Today, I am 20 years old. I am also alone.
Also today, I drove 35 miles to the nearest "large" town from my small town college. I had my photo taken for my passport, got lost in the "big city" of twenty-thousand people, got un-lost without using my GPS, dealt with the crabby automotive employees at Walmart, and ordered some deliciously greasy Chinese take-out.
P.S.--I also did all of those things...alone.
If someone would have told me that I would be okay with having to do things on my own even 4 years ago, I probably would have cried. Even a couple of years ago I firmly believed I would have a permanent fixture next to me everywhere I went. And I can distinctly remember measuring my worth and status in the world by who was constantly by my side.
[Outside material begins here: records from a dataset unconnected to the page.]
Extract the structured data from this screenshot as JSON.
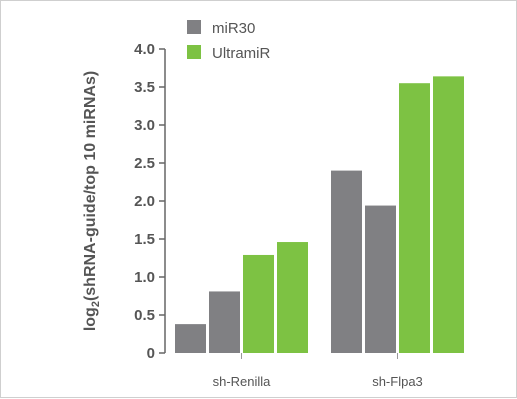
{
  "chart_data": {
    "type": "bar",
    "categories": [
      "sh-Renilla",
      "sh-Flpa3"
    ],
    "series": [
      {
        "name": "miR30",
        "color": "#808083",
        "values": [
          [
            0.38,
            0.81
          ],
          [
            2.4,
            1.94
          ]
        ]
      },
      {
        "name": "UltramiR",
        "color": "#7dc243",
        "values": [
          [
            1.29,
            1.46
          ],
          [
            3.55,
            3.64
          ]
        ]
      }
    ],
    "ylabel_main": "log",
    "ylabel_sub": "2",
    "ylabel_rest": "(shRNA-guide/top 10 miRNAs)",
    "ylim": [
      0,
      4.0
    ],
    "yticks": [
      "0",
      "0.5",
      "1.0",
      "1.5",
      "2.0",
      "2.5",
      "3.0",
      "3.5",
      "4.0"
    ],
    "legend_position": "top-left",
    "grid": false
  }
}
But here I am, sitting on my couch in my cool-cat apartment, listening to classical music on Pandora obnoxiously loud and spilling my words out into an article. Alone. And I am okay with that.
Life is rough, and it is so great to have people who can hold me up when I am at rock-bottom. But it's even more rewarding to be able to pick yourself up off the bathroom floor at 2 a.m. and realize you are strong enough completely on your own.
Society likes to make us believe we can't really enjoy things or feel things without being surrounded by others. It likes to make us think all of our happiness can literally be inside one other person.
But, I promise you, this isn't true. I spent almost the entire day on my own. I made my own decisions. I smiled at whoever I wanted, and I laughed when I felt the urge. At this point in my life, when I am completely alone, I feel the happiest and most free.
Happiness and freedom aren't bottled up inside of other people. They are both everywhere, and free for the taking.
You don't have to do everything on your own, just try to do a few, uninterrupted things for yourself and by yourself. Grab a quick lunch at a cute diner. Read a book at a park. Take a walk. Go to a concert on your college campus. Visit the new art gallery. Run some errands. You can even just stay home and bake cookies or binge watch Grey's Anatomy.
Just simply allow yourself to be alone with yourself--and truly get to know that person. You might be surprised what you find. And who knows? You might even find happiness, joy, and freedom along the way.